Tu te réfugies, alors, dans l’amitié…
C’était primordial. Heureusement qu’il y a toujours un ami au bout du fil car la solitude est là, insidieuse et présente. Les clins d’œil de Match, à travers quelques sujets drôles, se
succèdent. Ainsi, sur le tournage de “Viva Maria !”, je revois Gérard Géry, le photographe du journal, qui a l’idée de mettre sur mon plateau de petit déjeuner un lapin nain buvant mon jus
d’orange. Résultat : une double page. C’est Philippe d’Exea, pigiste au journal, qui photographie cent douzaines de roses, offertes par Gunter Sachs pour me faire la cour, tombant du ciel sur La
Madrague par hélicoptère. C’est Ghislain [Jicky] Dussart qui me photographie nue pour Match et qui réalise les plus belles photos de ma vie. Nous avions, lui et moi, la légèreté complice et la
force de l’amitié. Il me manque tant ! Anne, son épouse, est toujours près de moi. Jicky m’a aidée à fuir le monde déchaîné des paparazzi et autres chroniqueurs qui, durant trente ans, ne m’ont
laissé ni trêve ni repos.
Cela dit, quand tu faisais un strip-tease habillée en bonne sœur, c’était limite provoc !
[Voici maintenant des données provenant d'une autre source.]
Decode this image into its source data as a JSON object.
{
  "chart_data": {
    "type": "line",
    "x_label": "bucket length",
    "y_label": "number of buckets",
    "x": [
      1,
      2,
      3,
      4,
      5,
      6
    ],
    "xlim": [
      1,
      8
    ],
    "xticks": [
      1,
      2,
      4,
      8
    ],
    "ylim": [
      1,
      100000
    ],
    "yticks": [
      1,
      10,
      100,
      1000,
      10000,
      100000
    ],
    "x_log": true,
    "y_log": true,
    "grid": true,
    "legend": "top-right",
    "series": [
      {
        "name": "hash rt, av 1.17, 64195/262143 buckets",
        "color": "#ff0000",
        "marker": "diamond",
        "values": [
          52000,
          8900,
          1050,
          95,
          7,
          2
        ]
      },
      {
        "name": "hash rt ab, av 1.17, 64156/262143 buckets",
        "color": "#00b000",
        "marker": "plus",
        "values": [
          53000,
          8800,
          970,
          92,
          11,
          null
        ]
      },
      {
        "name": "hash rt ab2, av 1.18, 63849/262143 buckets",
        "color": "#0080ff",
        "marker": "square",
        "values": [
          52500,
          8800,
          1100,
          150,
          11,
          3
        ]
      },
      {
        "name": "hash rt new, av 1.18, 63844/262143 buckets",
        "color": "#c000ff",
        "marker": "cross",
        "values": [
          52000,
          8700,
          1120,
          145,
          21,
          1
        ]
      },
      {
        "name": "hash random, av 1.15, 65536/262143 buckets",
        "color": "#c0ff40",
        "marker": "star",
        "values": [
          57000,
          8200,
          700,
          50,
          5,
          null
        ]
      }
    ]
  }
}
Je tournais “Les novices” avec ma copine Girardot. Claude Azoulay m’a proposé, pour Match, dans un fou rire général, de retirer mes vêtements de nonne, un à un. C’est ainsi que, sur une plage, je
lui ai montré mes petites fesses connues du monde entier, avec un détail rigolo : j’étais à poil avec ma cornette sur la tête. Photos jamais parues dans Match à cause des lecteurs cathos, mais
“Playboy” les a publiées et elles ont fait le tour du monde.
Que faut-il pour qu’une photo te rende belle ?
La faire en m’aimant. Une femme reste le reflet que lui donne l’homme. Alors l’alchimie passe. Si la confiance s’installe, la tendresse suit. Le regard fait le reste, c’est la démarche d’un
amant sur papier glacé.
Quelle est la photo que tu souhaiterais voir publier après ta mort ?
Celle avec le bébé phoque, qui symbolise tout de ma vie. De la célébrité à l’isolement sur la banquise, la solitude que j’ai si souvent affrontée et, enfin, la protection animale.
Et si Dieu recréait la femme, que lui dirais-tu ?
Qu’il me donne enfin du pouvoir pour mes combats, et qu’il change l’homme.